In fact, there is no correlation between raw help wanted ads and labor demand. For example, in April 2020, the first full month of the pandemic, Indiana had 167,000 open help wanted ads. That month we actually lost 463,000 jobs. In the following month, as employment leaped back by 120,000 jobs, help wanted ads dropped to only 126,000. Turnover, not growing demand, drives almost all help wanted ads.
For example, from 1998 to 2022, job turnover among adults in Indiana suggested that firms should have advertised about 191,000 jobs each month. But, over that same period, the state only added 228,000 total jobs among adults aged 25 and older. That is about 250 help wanted ads per net new job created over the past 25 years.

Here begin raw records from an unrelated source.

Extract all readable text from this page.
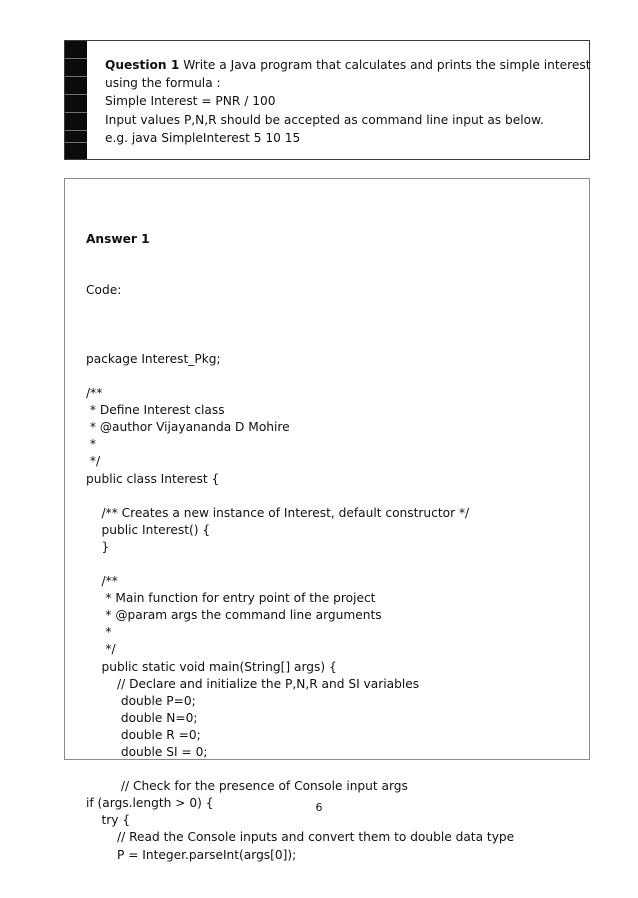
Question 1 Write a Java program that calculates and prints the simple interest
using the formula :
Simple Interest = PNR / 100
Input values P,N,R should be accepted as command line input as below.
e.g. java SimpleInterest 5 10 15

Answer 1

Code:

package Interest_Pkg;
/**
* Define Interest class
* @author Vijayananda D Mohire
*
*/
public class Interest {
/** Creates a new instance of Interest, default constructor */
public Interest() {
}
/**
* Main function for entry point of the project
* @param args the command line arguments
*
*/
public static void main(String[] args) {
// Declare and initialize the P,N,R and SI variables
double P=0;
double N=0;
double R =0;
double SI = 0;
// Check for the presence of Console input args
if (args.length > 0) {
try {
// Read the Console inputs and convert them to double data type
P = Integer.parseInt(args[0]);

6
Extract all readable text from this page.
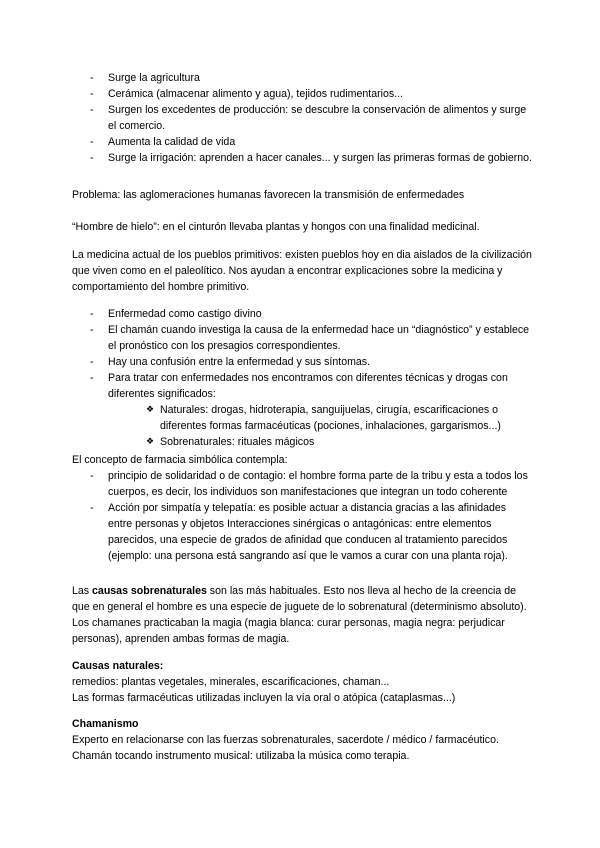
- Surge la agricultura
- Cerámica (almacenar alimento y agua), tejidos rudimentarios...
- Surgen los excedentes de producción: se descubre la conservación de alimentos y surge el comercio.
- Aumenta la calidad de vida
- Surge la irrigación: aprenden a hacer canales... y surgen las primeras formas de gobierno.
Problema: las aglomeraciones humanas favorecen la transmisión de enfermedades
“Hombre de hielo”: en el cinturón llevaba plantas y hongos con una finalidad medicinal.
La medicina actual de los pueblos primitivos: existen pueblos hoy en dia aislados de la civilización que viven como en el paleolítico. Nos ayudan a encontrar explicaciones sobre la medicina y comportamiento del hombre primitivo.
- Enfermedad como castigo divino
- El chamán cuando investiga la causa de la enfermedad hace un “diagnóstico” y establece el pronóstico con los presagios correspondientes.
- Hay una confusión entre la enfermedad y sus síntomas.
- Para tratar con enfermedades nos encontramos con diferentes técnicas y drogas con diferentes significados:
❖ Naturales: drogas, hidroterapia, sanguijuelas, cirugía, escarificaciones o diferentes formas farmacéuticas (pociones, inhalaciones, gargarismos...)
❖ Sobrenaturales: rituales mágicos
El concepto de farmacia simbólica contempla:
- principio de solidaridad o de contagio: el hombre forma parte de la tribu y esta a todos los cuerpos, es decir, los individuos son manifestaciones que integran un todo coherente
- Acción por simpatía y telepatía: es posible actuar a distancia gracias a las afinidades entre personas y objetos Interacciones sinérgicas o antagónicas: entre elementos parecidos, una especie de grados de afinidad que conducen al tratamiento parecidos (ejemplo: una persona está sangrando así que le vamos a curar con una planta roja).
Las causas sobrenaturales son las más habituales. Esto nos lleva al hecho de la creencia de que en general el hombre es una especie de juguete de lo sobrenatural (determinismo absoluto). Los chamanes practicaban la magia (magia blanca: curar personas, magia negra: perjudicar personas), aprenden ambas formas de magia.
Causas naturales:
remedios: plantas vegetales, minerales, escarificaciones, chaman...
Las formas farmacéuticas utilizadas incluyen la vía oral o atópica (cataplasmas...)
Chamanismo
Experto en relacionarse con las fuerzas sobrenaturales, sacerdote / médico / farmacéutico.
Chamán tocando instrumento musical: utilizaba la música como terapia.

The third type of data is the Census and BLS Quarterly Workforce Indicators. This data set collects dozens of different pieces of information, by industry, at the county or higher level, by industry. It allows us to examine job growth, earnings, turnover by gender, age group and education.
Piecing these data together offers the potential for deep insight into labor markets. For example, it takes two of these data sets to understand the link between job turnover and help wanted ads. And, it is this type of analysis that should help protect state workforce, economic development and education officials from costly policy mistakes.
For example if you looked at help wanted ads, you’d think there was high demand for high school graduates in Indiana, and relatively low demand for college graduates. But, from 1998 to 2022 total job growth for people who’d been to college numbered over 190,000, but for high school total job creation was -41,000. Over that time the supply of high school graduates has grown much faster than the supply of college grads.
There’s been more data created on labor and education in the past 25 years than in the preceding 25 centuries. It is accessible, rich and offers almost endless insights to folks doing deep, thoughtful study. I think states would dodge some of their most costly policy mistakes by more fully exploiting these data. That analysis would cost a tiny fraction of the public expense of collecting the data.
Michael Hicks is the George and Frances Ball Distinguished Professor of Economics and the director of the Center for Business and Economic Research at Ball State University.